Temozolomide displays antimigratory effects in human glioblastoma cells mediated through neuregulin-1 down-regulation
Lefranc F, Spiegl-Kreinecker S, Haibe-Kains B, Bontempi G, Decaestecker C, Berger W, Kiss R
In vitro temozolomide cytotoxicity on glioblastoma cells seems to be
exerted through pro-autophagic and late apoptotic processes. However,
we do not believe that these effects of temozolomide in vitro at 100
μmmol/L can explain the significant therapeutic benefits of relatively
low repeat temozolomide PO or IV administration to athymic mice bearing
human glioblastomas.

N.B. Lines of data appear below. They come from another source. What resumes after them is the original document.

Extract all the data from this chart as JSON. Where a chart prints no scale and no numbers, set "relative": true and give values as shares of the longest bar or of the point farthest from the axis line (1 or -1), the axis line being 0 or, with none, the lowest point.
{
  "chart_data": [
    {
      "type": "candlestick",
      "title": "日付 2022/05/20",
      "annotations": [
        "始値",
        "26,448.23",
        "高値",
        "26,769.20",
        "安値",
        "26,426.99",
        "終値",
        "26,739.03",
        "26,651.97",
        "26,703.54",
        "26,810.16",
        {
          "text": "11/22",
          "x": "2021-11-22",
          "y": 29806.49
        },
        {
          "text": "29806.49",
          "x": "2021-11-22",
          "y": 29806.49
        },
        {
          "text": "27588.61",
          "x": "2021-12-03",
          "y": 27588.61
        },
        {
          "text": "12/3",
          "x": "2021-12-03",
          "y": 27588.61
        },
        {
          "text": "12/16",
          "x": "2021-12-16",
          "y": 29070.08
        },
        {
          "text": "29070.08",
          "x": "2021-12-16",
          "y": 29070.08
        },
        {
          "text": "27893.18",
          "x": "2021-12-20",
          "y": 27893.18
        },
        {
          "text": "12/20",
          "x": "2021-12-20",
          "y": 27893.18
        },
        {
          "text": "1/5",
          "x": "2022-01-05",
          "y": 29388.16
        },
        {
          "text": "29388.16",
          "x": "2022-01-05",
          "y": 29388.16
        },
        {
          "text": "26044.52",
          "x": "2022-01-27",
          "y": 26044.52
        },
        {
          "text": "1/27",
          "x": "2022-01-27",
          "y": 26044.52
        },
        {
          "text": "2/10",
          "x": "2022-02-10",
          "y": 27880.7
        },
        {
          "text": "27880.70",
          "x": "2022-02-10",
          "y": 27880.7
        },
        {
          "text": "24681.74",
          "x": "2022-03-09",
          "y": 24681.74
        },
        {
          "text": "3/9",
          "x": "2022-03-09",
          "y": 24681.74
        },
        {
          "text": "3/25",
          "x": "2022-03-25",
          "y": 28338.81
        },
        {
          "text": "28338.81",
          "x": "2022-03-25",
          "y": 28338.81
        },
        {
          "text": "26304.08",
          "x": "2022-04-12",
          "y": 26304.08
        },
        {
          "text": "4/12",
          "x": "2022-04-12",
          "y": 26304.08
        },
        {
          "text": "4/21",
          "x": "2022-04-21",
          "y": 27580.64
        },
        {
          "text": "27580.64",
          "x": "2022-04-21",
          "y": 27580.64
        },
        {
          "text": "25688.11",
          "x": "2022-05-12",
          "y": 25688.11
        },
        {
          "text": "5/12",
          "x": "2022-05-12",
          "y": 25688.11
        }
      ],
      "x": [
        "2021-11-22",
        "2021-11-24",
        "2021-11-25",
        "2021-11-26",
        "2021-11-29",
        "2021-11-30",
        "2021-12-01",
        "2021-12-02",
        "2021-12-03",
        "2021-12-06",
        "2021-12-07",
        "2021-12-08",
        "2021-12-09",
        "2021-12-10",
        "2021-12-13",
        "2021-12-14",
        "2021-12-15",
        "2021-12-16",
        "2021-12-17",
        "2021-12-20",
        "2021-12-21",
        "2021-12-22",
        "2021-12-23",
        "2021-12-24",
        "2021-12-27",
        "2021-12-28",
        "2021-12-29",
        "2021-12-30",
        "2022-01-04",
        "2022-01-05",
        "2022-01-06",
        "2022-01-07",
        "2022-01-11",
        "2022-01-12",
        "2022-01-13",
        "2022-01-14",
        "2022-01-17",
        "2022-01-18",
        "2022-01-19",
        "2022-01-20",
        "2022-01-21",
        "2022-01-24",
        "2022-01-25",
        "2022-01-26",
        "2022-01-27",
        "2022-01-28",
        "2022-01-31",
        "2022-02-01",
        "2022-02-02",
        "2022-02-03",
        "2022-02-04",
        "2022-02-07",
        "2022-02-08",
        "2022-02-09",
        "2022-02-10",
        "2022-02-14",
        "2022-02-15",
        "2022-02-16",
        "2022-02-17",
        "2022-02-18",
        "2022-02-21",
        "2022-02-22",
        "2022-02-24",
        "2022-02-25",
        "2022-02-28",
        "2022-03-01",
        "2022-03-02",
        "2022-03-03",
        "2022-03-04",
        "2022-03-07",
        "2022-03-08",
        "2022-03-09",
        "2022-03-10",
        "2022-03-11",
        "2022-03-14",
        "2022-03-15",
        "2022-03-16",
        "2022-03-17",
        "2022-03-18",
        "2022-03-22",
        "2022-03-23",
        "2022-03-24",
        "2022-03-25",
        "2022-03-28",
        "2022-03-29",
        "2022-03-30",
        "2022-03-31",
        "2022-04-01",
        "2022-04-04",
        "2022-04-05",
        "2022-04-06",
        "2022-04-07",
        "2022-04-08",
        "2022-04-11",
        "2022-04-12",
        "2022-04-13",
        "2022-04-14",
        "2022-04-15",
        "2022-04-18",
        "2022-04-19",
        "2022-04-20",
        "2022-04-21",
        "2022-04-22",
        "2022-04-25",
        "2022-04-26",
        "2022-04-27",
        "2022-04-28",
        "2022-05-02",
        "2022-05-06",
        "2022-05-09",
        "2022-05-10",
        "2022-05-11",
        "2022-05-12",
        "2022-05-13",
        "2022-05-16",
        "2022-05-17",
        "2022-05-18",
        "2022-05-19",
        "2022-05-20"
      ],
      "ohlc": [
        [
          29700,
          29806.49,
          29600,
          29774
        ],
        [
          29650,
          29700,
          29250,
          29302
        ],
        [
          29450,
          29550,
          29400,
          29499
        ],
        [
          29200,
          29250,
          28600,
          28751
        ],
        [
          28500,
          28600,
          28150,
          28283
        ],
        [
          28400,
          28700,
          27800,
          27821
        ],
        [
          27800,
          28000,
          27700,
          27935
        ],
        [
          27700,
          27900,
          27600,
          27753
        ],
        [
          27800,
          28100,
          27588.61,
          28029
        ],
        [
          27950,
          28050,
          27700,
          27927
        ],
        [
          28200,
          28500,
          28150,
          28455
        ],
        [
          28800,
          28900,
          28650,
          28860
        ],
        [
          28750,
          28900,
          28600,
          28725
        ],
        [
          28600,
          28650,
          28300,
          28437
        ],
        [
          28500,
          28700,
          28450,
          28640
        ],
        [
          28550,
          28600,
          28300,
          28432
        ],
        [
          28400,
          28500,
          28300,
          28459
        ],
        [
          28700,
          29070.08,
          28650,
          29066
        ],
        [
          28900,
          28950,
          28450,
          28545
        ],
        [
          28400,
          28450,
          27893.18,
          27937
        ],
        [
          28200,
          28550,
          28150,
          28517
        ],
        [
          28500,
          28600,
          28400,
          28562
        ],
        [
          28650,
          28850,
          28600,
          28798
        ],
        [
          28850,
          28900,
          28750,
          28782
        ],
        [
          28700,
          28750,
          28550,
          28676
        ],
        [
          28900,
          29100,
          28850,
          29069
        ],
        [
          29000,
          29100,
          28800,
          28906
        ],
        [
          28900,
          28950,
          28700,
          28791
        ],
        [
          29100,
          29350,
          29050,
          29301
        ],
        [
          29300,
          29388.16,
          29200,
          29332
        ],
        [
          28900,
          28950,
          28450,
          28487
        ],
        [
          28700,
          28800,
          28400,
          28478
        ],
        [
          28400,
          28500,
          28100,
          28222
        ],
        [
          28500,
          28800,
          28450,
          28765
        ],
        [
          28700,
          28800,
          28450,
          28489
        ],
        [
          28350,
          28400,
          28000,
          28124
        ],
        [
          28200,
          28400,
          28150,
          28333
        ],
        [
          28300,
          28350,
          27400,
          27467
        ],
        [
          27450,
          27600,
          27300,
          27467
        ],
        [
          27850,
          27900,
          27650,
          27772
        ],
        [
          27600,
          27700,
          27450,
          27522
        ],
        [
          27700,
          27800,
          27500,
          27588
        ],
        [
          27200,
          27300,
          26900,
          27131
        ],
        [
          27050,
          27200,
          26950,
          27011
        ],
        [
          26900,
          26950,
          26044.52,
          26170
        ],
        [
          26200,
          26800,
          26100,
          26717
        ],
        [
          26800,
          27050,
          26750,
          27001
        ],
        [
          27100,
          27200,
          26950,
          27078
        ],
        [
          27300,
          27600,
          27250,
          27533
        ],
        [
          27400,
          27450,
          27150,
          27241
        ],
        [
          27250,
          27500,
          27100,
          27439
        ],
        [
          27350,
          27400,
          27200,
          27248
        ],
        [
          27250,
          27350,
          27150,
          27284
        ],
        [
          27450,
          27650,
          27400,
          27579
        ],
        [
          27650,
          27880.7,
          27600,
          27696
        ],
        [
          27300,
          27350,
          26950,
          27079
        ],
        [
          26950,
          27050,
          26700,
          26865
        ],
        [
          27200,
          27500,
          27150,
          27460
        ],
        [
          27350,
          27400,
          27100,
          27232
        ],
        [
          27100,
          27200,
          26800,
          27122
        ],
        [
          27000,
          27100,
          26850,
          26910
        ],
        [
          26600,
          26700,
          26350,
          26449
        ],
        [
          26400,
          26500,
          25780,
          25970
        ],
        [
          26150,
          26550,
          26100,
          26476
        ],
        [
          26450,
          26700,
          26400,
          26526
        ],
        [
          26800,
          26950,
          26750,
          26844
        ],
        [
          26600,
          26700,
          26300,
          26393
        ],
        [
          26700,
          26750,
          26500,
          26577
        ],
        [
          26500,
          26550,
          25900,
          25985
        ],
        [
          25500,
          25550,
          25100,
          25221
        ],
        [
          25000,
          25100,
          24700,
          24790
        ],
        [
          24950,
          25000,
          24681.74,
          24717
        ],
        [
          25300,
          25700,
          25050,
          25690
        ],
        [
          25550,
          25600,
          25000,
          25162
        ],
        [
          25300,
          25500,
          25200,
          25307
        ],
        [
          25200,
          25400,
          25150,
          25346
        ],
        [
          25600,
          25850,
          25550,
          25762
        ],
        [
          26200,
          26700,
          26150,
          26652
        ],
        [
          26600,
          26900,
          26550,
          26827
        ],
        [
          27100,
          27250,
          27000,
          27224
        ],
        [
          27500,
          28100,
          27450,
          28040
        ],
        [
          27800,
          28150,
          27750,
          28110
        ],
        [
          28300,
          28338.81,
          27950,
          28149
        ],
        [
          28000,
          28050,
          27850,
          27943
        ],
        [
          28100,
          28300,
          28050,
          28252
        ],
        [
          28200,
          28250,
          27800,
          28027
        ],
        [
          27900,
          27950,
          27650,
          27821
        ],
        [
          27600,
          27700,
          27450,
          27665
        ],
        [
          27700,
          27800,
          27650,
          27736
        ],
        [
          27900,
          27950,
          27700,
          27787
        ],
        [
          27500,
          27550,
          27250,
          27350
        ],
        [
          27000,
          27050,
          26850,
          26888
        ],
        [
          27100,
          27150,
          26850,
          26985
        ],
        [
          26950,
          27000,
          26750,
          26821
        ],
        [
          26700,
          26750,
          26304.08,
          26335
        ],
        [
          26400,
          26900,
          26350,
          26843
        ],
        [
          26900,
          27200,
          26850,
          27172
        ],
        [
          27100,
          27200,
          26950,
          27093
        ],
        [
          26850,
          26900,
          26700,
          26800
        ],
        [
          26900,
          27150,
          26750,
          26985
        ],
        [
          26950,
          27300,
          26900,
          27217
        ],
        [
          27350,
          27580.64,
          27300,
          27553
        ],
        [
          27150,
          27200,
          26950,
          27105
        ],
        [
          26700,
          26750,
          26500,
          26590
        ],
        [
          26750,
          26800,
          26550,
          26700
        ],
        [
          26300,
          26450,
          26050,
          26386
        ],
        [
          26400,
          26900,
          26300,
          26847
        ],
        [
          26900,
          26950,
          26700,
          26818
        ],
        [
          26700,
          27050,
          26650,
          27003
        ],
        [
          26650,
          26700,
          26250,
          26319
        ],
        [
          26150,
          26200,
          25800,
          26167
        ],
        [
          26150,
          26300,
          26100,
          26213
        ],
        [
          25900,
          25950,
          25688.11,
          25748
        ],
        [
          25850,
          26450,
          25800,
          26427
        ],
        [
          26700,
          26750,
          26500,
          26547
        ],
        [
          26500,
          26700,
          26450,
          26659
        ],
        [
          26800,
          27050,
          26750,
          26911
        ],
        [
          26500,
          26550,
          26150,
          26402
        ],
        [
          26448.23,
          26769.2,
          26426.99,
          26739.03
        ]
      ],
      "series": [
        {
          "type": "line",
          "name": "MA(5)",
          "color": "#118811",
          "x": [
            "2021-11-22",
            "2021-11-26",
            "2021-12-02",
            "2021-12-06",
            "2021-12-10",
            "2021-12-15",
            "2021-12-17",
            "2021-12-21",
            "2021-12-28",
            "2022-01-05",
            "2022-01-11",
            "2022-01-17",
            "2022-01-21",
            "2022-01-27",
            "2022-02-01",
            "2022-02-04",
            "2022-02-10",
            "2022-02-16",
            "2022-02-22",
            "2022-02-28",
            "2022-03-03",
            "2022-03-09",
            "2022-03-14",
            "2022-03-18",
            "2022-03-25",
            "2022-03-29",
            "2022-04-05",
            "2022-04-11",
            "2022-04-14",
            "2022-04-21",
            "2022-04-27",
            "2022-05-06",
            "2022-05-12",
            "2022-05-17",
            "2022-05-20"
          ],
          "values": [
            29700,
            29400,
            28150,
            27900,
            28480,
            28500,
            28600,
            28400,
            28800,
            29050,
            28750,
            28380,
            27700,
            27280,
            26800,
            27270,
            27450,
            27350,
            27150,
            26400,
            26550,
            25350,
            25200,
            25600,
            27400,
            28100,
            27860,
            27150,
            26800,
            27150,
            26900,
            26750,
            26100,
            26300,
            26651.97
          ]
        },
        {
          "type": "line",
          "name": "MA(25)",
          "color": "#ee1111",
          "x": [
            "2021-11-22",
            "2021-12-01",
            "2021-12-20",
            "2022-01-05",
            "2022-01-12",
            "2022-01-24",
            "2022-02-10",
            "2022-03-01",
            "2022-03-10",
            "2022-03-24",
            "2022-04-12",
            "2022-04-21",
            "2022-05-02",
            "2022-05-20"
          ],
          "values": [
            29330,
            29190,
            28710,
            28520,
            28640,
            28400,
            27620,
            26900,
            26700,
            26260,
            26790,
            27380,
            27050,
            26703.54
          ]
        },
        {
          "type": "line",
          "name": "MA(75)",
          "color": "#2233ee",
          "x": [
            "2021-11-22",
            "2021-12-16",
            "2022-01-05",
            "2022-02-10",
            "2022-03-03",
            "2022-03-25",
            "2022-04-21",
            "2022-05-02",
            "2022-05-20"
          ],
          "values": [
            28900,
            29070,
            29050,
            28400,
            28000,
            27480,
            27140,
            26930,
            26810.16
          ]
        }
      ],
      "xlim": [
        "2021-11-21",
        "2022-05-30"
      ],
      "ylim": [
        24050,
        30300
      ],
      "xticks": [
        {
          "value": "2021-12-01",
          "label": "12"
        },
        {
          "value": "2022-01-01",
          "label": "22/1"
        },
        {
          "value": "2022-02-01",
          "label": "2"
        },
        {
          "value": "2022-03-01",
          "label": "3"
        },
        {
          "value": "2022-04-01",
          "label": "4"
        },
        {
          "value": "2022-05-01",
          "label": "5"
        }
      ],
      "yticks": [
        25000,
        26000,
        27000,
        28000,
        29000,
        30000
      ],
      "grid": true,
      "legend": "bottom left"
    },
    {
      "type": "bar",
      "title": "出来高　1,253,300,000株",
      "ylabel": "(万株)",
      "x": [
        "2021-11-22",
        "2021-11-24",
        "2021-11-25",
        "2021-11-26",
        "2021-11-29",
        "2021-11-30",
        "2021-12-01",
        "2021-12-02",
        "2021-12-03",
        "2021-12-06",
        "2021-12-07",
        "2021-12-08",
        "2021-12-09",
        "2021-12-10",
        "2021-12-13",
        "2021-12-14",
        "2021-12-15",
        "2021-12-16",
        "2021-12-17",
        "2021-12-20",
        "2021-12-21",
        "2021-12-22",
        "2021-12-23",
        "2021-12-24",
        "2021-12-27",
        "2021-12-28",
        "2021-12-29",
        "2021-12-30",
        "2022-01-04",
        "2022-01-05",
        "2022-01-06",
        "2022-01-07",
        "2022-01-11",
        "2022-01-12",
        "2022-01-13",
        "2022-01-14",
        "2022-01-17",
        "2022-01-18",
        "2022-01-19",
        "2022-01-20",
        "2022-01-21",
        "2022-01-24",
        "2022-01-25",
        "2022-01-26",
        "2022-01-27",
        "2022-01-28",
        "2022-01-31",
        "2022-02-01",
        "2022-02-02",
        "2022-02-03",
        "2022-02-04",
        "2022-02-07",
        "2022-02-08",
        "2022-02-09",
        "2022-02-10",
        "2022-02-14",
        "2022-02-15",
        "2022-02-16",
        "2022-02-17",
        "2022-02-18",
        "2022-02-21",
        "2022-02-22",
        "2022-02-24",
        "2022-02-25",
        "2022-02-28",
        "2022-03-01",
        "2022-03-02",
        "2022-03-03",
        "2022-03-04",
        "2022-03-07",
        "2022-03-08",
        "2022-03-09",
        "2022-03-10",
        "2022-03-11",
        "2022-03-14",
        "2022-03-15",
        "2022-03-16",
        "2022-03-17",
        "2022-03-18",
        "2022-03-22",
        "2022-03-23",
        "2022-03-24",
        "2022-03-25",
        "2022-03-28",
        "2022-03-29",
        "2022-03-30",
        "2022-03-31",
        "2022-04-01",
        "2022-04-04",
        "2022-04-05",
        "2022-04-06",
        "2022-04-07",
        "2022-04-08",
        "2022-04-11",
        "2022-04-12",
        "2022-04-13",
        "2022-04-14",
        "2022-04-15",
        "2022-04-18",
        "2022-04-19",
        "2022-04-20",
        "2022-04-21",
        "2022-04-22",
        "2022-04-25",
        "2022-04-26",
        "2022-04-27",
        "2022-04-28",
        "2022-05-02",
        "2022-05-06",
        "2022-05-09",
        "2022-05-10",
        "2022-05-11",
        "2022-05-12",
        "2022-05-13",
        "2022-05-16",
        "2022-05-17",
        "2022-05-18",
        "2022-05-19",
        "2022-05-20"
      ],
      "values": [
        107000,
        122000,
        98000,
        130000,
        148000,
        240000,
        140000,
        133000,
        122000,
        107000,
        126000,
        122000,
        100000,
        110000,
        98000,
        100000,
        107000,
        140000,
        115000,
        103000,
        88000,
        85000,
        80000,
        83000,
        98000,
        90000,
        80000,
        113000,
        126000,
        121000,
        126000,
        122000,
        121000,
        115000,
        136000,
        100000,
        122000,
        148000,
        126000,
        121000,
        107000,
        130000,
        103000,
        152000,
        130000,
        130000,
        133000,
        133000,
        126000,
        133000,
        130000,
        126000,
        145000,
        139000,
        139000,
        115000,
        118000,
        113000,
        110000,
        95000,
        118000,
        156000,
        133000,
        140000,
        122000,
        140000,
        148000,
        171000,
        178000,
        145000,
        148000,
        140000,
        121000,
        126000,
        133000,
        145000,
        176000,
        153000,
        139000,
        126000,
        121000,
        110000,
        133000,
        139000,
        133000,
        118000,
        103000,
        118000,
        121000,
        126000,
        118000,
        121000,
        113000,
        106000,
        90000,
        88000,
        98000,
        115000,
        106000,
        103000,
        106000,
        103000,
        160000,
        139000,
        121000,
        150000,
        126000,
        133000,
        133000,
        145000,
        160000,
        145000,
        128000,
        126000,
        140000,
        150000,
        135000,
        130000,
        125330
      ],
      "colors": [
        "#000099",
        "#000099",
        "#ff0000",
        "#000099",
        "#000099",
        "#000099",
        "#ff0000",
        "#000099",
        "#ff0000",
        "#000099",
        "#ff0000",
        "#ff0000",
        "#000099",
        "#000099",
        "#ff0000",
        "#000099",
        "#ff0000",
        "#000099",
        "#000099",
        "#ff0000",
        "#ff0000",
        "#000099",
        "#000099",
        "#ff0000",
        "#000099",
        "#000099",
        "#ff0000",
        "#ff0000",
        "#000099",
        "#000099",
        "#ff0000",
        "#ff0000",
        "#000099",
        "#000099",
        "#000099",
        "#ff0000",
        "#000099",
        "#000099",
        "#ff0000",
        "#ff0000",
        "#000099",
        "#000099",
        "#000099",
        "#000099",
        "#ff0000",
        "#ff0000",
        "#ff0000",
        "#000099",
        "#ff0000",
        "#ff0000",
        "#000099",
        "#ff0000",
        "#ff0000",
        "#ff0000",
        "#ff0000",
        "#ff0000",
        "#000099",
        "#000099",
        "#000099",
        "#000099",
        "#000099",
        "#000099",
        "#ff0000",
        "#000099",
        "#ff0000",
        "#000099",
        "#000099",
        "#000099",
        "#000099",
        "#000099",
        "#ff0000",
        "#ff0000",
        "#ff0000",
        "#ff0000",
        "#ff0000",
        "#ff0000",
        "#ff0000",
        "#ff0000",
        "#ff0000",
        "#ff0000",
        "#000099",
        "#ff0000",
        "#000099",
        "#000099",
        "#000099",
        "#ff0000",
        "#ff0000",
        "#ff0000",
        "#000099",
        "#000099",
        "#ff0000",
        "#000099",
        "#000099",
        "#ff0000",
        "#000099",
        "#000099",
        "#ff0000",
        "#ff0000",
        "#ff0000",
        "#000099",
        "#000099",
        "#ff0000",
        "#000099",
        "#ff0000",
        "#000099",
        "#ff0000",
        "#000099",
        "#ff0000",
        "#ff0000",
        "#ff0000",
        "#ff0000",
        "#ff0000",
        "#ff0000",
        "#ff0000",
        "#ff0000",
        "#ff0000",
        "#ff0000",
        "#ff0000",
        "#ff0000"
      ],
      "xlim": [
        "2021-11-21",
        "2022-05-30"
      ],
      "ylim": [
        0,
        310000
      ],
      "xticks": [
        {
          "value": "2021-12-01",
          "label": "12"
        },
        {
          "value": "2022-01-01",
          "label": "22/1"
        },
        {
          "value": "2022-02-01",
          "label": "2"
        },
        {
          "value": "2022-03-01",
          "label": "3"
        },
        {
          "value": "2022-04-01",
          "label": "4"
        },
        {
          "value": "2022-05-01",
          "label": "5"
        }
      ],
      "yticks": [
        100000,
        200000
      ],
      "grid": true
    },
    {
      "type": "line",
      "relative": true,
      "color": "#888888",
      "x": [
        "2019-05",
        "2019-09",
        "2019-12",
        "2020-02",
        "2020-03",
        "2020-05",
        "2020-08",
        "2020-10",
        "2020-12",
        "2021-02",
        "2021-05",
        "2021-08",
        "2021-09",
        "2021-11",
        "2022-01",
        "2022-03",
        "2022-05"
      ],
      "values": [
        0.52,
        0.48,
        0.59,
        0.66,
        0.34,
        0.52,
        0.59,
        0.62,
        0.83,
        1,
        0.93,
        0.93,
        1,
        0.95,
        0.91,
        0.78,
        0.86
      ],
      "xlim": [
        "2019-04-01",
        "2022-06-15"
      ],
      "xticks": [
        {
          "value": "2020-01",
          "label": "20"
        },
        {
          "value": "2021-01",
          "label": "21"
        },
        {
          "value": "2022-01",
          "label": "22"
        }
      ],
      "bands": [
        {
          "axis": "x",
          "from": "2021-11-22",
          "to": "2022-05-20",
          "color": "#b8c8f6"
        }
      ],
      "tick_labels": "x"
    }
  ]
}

We have investigated the (I) impact of
temozolomide treatment duration on the survival of glioblastoma bearing
mice, (II) effects of temozolomide on human glioblastoma cell
migration, and (III) genome-wide effects of temozolomide treatment in
vitro and in vivo on U373 glioblastomas. Our results reveal that the
U373 and T98G malignant astrocytic invasive cells as well as several
glioblastoma primocultures present a methylated MGMT promoter. No
clear-cut cytotoxic effects are achieved with temozolomide up to 100
μmmol/L in vitro in several glioblastoma cell lines and primocultures,
although this concentration induces a significant decrease in the
wound-healing process of U373 cells. The therapeutic benefit of
temozolomide in mouse models of human glioblastoma is found to
correlate directly to the duration of treatment. The sooner the
treatment begins, the higher the survival rate is achieved. Genomic
analysis of temozolomide-treated U373 cells reveals 30 genes, including
clusters involved in morphogenesis and iron ion homeostasis, with
greater than 2 or less than 0.5-fold modification in expression
compared to untreated cells.
One of these, neuregulin-1, known to activate the erbB receptor and
enhance glioma cell motility, is significantly decreased after
temozolomide treatment. In conclusion, these data bring additional
understanding on how temozolomide contributes therapeutic benefits to
glioblastoma patients.
This is very interesting research, suggesting that temozolomide may
suppress glioblastoma cell invasion. Invasion throughout the neuroaxis
is the key feature of glioblastomas that makes the tumor so difficult
to treat. The observation that animals started on the drug as early as
possible had a longer survival supports this hypothesis along with
continued treatment being beneficial. Of course, these observations can
be explained by other actions of the drug as well.